The United Church of Canada/L'Église Unie du CanadaJeudi 6 août 2009
Toronto: Le lundi après-midi 10 août, les délégués-es au 40e Conseil général de l’Église Unie auront l’occasion d’entendre des survivants des pensionnats amérindiens s’adresser à l’Église.
Cet événement privilégié fera sans nul doute une forte impression et suscitera une prise de conscience renouvelée quant au bien fondé de l’engagement de l’Église Unie à cheminer vers la réconciliation dans ses relations avec les membres des Premières Nations du Canada
Marie Wilson, une des trois commissaires récemment nommée à la Commission de vérité et de réconciliation relative aux pensionnats indiens (CVR)
participera également à cette session de 90 minutes afin d’aider les délégués-es à bien considérer les deux questions suivantes:
Quelle opportunité la Commission de vérité et de réconciliation offre-t-elle à notre pays?
Quelles sont deux choses que je pourrais faire, une fois de retour chez moi, pour préparer la tournée de la Commission dans ma communauté / ma paroisse?

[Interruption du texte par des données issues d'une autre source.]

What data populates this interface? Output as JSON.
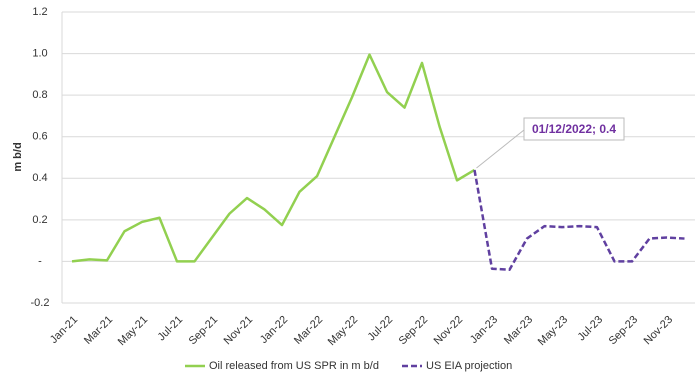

Ce point à l’ordre du jour du lundi après-midi conclura la participation de l’Église, pendant la fin de semaine, à une rencontre de survivants, rencontre convoquée par la Tk’emlups Indian Band
, First Nations Health Council
, et la B.C. Indian Residential Schools Survivors Society
. Le modérateur David Giuliano et la secrétaire générale Nora Sanders, ainsi que d’autres représentants de l’Église Unie invités, se rendront à Kamloops le vendredi après-midi 7 août et participeront en soirée à ce rassemblement de survivants d’une durée de trois jours.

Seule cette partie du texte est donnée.